To illustrate this point, those who travel a lot, dream a lot, or watch a lot of movies, tend to have déjà vu more frequently than those who don’t. That is, because they have seen so many other places, it’s more likely that memories of similarity are to be elicited.
In trying to study this in the lab, one team of researchers had participants wear a virtual reality headset and then view novel, digitalized locations (e.g. a courtyard, inside a church, etc.).
The researchers found that experiences of déjà vu in the lab were most common when the spatial layout of the scene was similar to previous ones the participants had been shown, but not so similar that the participants could consciously recall the scene it reminded them of.
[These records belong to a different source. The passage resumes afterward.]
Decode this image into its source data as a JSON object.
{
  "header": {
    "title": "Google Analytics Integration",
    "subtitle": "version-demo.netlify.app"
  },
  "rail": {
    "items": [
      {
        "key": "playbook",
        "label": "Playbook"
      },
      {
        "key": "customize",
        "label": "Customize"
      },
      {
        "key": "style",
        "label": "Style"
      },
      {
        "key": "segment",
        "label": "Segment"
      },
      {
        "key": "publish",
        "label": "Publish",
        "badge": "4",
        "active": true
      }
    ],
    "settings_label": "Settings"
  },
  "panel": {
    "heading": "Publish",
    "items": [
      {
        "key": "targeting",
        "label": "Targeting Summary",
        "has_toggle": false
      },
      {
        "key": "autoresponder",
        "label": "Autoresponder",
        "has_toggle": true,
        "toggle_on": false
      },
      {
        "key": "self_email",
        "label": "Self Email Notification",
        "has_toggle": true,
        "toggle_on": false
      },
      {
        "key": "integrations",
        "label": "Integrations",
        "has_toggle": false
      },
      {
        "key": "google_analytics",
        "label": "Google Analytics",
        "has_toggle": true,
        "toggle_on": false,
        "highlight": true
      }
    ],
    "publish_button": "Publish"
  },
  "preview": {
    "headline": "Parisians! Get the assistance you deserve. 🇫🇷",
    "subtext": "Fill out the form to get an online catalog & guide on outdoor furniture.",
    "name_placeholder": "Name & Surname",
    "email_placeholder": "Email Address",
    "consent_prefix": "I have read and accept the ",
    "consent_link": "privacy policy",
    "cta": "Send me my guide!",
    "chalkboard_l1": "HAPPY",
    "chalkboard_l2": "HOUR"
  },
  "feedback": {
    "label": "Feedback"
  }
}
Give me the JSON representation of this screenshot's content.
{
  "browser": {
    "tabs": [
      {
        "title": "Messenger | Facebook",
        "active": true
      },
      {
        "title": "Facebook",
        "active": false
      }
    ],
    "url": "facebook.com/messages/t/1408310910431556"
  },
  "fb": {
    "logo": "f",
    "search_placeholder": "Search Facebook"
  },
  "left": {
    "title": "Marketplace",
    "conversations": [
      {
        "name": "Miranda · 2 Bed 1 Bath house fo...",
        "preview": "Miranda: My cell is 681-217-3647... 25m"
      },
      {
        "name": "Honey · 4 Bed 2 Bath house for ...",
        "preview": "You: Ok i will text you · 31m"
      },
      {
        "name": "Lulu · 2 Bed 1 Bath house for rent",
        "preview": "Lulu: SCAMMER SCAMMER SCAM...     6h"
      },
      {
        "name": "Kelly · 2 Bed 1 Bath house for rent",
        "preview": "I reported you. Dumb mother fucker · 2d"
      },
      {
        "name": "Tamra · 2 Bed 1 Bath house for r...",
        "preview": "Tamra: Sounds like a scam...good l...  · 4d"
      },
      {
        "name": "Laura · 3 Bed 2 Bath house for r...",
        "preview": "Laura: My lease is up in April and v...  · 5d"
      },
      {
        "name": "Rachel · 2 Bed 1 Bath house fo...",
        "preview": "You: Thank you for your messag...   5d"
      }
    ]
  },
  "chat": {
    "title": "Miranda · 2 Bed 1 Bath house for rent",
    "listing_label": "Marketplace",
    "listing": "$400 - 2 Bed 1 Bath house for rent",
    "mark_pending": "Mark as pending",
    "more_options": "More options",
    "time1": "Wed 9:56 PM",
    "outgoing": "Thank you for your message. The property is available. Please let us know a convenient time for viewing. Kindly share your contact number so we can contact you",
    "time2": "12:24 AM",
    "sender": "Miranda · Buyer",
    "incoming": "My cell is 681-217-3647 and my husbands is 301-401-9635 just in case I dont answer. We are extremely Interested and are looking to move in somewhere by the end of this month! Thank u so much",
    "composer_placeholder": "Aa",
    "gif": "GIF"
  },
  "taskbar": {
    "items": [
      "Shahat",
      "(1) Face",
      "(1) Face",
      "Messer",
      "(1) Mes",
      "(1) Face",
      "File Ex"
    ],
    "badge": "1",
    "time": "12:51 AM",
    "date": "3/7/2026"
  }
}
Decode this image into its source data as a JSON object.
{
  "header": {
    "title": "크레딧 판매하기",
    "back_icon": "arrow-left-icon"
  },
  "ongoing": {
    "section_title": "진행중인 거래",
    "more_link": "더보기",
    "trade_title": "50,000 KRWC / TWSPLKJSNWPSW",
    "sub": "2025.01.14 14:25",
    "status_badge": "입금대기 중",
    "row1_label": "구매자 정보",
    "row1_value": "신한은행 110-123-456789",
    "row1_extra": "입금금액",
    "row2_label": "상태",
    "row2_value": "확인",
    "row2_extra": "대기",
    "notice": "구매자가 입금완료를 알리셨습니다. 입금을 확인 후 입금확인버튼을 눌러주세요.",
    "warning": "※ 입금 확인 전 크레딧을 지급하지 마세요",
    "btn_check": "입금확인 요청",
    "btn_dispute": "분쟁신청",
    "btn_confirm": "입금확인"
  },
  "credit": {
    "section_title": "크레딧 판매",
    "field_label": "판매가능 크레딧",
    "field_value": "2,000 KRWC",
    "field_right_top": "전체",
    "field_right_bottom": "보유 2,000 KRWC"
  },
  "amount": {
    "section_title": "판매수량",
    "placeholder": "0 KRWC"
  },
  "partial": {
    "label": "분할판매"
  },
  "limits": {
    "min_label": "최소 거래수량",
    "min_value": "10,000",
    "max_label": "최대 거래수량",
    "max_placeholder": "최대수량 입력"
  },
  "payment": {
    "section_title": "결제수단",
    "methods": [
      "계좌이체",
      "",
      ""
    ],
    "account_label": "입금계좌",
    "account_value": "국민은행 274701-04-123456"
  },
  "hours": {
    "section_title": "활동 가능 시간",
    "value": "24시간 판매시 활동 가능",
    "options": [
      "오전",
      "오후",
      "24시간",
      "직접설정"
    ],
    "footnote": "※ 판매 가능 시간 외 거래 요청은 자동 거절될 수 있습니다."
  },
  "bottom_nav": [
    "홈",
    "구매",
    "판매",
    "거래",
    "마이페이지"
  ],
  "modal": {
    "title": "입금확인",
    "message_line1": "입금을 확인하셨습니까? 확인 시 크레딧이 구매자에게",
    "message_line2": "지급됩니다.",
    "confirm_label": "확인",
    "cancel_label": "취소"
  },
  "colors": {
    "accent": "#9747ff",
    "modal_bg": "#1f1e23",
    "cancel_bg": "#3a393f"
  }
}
When the participants were told the exact scene, the feeling of déjà vu went away.
So the next time you feel déjà vu, stop trying to “predict the future” and ask yourself: Where have I experienced something similar to this before?
As with my initial example with answering the question in class, however, the answer was not “instances where I was praised by the professor for my superior knowledge,” because moments later, in the midst of my déjà vu, the professor told me I was mistaken.*
Familiarly,
jdt
*I was not.
Cleary, A. M., Brown, A. S., Sawyer, B. D., Nomi, J. S., Ajoku, A. C., & Ryals, A. J. (2012). Familiarity from the configuration of objects in 3-dimensional space and its relation to déjà vu: A virtual reality investigation. Consciousness and cognition, 21(2), 969-975.
Cleary, A. M., Ryals, A. J., & Nomi, J. S. (2009). Can déjà vu result from similarity to a prior experience? Support for the similarity hypothesis of déjà vu. Psychonomic Bulletin & Review, 16(6), 1082-1088.